Deleting Unnecessary Processes
Posted 21 July 2012 - 12:39 AM
Had a quick search but ended up more confused on where to start.
Posted 21 July 2012 - 09:41 AM
Usually about 35-40% of physical memory is being used and quite often CPU usage can go as high as 99% from doing basic stuff such as moving files and opening folders. You may tell me otherwise, but I don't think this is normal. It would certainly appear more sluggish than it used to be.
Posted 21 July 2012 - 09:56 AM
How much memory have you got? How much space is left on your hard drive? Windows OS's slow down with age. If the OS install is over 3 years old then I'd advise a reinstall.
Alternatively, install and run ccleaner and defraggler. Don't expect these to work wonders but they do generally tidy things up.
Posted 21 July 2012 - 10:04 AM
Another mate has also recommended reinstalling, it is at least 3 years old. It's something I have never really done before. I don't think I have the installation disc (it is a genuine copy) of Windows. Is it possible to do without the disc?
Thanks for the help.
Posted 21 July 2012 - 10:10 AM
Sometimes instead of supplying discs the manufacturer installed a hidden restore partition on the hard drive.
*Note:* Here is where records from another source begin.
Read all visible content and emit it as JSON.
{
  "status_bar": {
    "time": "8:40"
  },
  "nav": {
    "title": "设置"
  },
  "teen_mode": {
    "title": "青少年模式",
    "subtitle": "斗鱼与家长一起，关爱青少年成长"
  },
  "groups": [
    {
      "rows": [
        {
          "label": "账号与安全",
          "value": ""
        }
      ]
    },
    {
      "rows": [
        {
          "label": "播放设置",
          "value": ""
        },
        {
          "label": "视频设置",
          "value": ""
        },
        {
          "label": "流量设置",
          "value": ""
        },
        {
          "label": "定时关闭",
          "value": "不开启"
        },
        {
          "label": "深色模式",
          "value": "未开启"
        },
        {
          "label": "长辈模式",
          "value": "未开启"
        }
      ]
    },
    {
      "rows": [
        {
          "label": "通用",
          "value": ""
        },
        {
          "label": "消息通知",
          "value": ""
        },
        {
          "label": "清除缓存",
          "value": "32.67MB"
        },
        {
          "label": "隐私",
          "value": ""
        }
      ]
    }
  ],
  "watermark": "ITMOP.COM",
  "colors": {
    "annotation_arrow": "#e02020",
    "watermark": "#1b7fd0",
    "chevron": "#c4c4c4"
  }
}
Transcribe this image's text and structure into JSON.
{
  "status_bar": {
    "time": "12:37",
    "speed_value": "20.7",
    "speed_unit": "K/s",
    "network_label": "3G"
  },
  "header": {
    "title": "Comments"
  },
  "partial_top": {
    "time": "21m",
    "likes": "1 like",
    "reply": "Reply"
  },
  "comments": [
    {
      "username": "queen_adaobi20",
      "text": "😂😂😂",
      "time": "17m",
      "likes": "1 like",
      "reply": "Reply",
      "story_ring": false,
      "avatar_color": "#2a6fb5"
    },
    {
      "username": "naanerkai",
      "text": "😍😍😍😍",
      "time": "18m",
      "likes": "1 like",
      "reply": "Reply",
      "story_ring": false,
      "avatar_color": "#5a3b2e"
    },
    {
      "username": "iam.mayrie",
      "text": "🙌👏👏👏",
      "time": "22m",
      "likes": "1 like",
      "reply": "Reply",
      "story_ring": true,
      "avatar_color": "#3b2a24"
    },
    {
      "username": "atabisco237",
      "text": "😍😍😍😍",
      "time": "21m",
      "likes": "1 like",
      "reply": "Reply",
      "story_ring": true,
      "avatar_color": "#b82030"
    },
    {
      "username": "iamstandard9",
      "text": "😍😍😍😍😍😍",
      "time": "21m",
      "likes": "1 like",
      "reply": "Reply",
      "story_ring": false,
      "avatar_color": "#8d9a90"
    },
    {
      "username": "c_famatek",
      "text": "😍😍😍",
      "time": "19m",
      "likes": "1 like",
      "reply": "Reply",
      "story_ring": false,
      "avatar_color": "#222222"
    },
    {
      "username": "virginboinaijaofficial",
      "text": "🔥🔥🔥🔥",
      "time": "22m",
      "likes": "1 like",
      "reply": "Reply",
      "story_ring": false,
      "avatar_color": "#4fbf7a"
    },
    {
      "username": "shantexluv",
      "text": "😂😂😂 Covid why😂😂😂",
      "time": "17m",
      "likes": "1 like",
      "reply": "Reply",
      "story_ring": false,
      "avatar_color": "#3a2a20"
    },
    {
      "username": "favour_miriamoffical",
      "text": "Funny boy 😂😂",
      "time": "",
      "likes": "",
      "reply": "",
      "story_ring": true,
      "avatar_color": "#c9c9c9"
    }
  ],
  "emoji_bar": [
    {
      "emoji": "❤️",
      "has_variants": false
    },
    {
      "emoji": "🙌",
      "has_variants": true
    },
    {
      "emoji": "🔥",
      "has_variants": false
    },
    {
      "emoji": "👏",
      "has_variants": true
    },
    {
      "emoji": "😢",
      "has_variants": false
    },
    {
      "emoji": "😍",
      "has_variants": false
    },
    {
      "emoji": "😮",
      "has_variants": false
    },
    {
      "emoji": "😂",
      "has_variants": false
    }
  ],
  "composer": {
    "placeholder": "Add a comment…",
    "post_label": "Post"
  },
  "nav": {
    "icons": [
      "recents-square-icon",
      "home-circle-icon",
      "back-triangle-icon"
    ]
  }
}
Posted 22 July 2012 - 10:07 AM
I reset the explorer.exe file in the task manager and the cpu usage returns to a normal value (1% or so).
If I open up C: Drive, the value remains low.
If I open up my External Hard Drive labelled as J: Drive, the value remains low.
If I open up D: Drive, suddenly explorer.exe starts using up 25-30% of my CPU and continues to do so until I reset explorer.exe
So it must be something to do with the D: Drive. Any ideas? I have quite a few files in there, so I will back them up and delete them later on. Could it be a corrupt file within the drive causing it?
Posted 22 July 2012 - 11:22 AM
Is the D: drive physically a 2nd drive or is it a partition on the same drive as C:?
Also what's on the drive? If it's lots of pics or videos in one huge folder then windows might be trying to load previews of these files.